My family friends returned from Hong Kong recently, so a requirement of their return was their coming for a visit at our house, given that Chinese New Year was also quickly around the corner. Sitting down over a table of Swiss roll cake, macaroons and earl grey tea with choice of milk and sugar, they started to talk about the changing face of Chinese.

My uncle asked me if I understood the meaning of various phrases, where he used the simple character of ‘water’ in several different ways. In one way, the character meant ‘money’, which I was aware of. In other ways, there were a handful more, none of which I can remember. Quite a few of these not even my parents can remember.

This just comes to make me realise that you can only ever be as fluent in a language as your parents are, or as the people around you are. If I were someone who was engaged with the community in Hong Kong somehow, or had ties with Cantonese students here in Sydney I might have a better opportunity to extend my Cantonese and pick up more current Cantonese slang.

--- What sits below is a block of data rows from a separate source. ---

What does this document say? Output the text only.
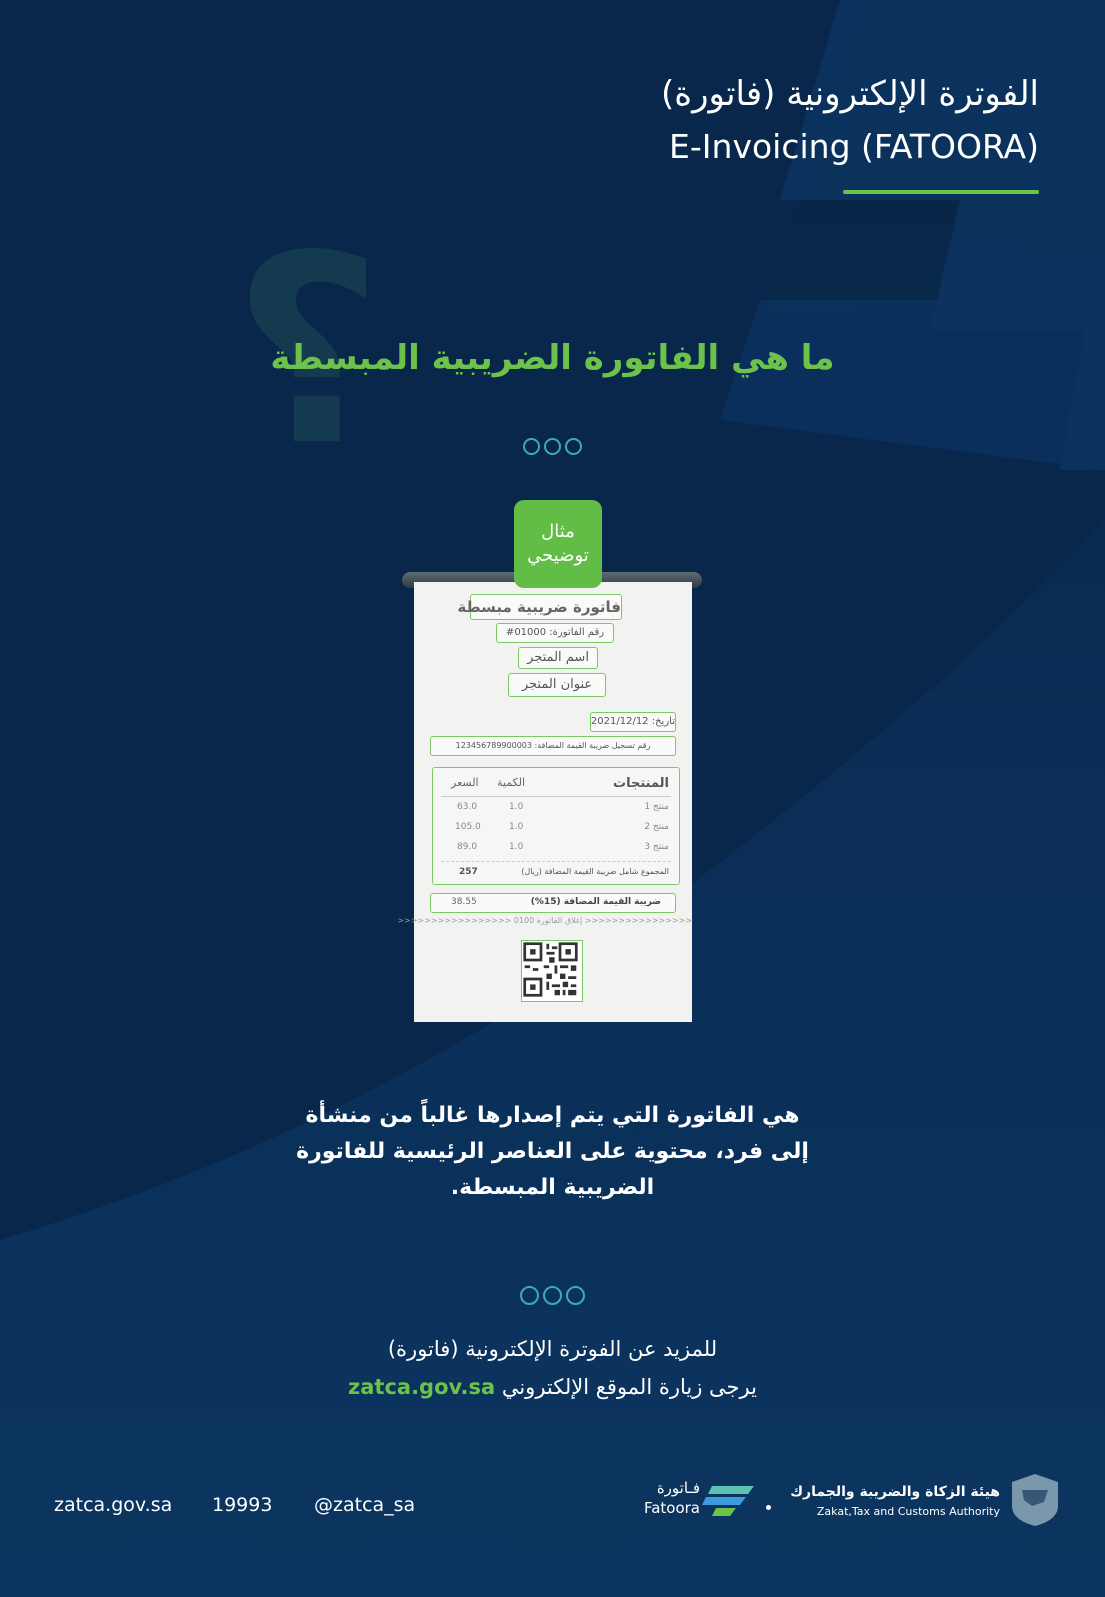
الفوترة الإلكترونية (فاتورة)
E-Invoicing (FATOORA)
؟
ما هي الفاتورة الضريبية المبسطة
فاتورة ضريبية مبسطة
رقم الفاتورة: 01000#
اسم المتجر
عنوان المتجر
تاريخ: 2021/12/12
رقم تسجيل ضريبة القيمة المضافة: 123456789900003
المنتجات
الكمية
السعر
منتج 1
1.0
63.0
منتج 2
1.0
105.0
منتج 3
1.0
89.0
المجموع شامل ضريبة القيمة المضافة (ريال)
257
ضريبة القيمة المضافة (15%)
38.55
<<<<<<<<<<<<<<<< إغلاق الفاتورة 0100 <<<<<<<<<<<<<<<<<
مثال
توضيحي
هي الفاتورة التي يتم إصدارها غالباً من منشأة
إلى فرد، محتوية على العناصر الرئيسية للفاتورة
الضريبية المبسطة.
للمزيد عن الفوترة الإلكترونية (فاتورة)
يرجى زيارة الموقع الإلكتروني zatca.gov.sa
zatca.gov.sa 19993 @zatca_sa
فـاتورة
Fatoora
هيئة الزكاة والضريبة والجمارك
Zakat,Tax and Customs Authority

However I’ve been conditioned by Australian schooling systems to mostly use English outside of the home, and tend to only use Cantonese with my family which is why how fluent I can ultimately be lies with how much I interact with my family and how much of the modern slang they in turn know.

Indeed, in an article I read lately, the writer questions whether we can be truly fluent in a language at all. Language is a living, breathing thing which means it is constantly evolving, such that it can be extremely hard to keep up. You can be a native of a language, such as I am, but that doesn’t necessarily mean you are fluent in it either, given that I likely would not understand a great deal of the slang used today.

It’s an interesting perspective and really opens my eyes. Given the opportunity, I would like to go and live in Hong Kong one day and truly immerse myself in the language and culture there. Australia is home yet not, it has never truly felt like home in the sense that I’ve never really been free while here. Maybe while I’m there I’ll pick up more Chinese characters too - at least that’s what I hope. Because whatever I know will be all that I can pass on, unless that child is determined to really pick up where I’ve fallen short.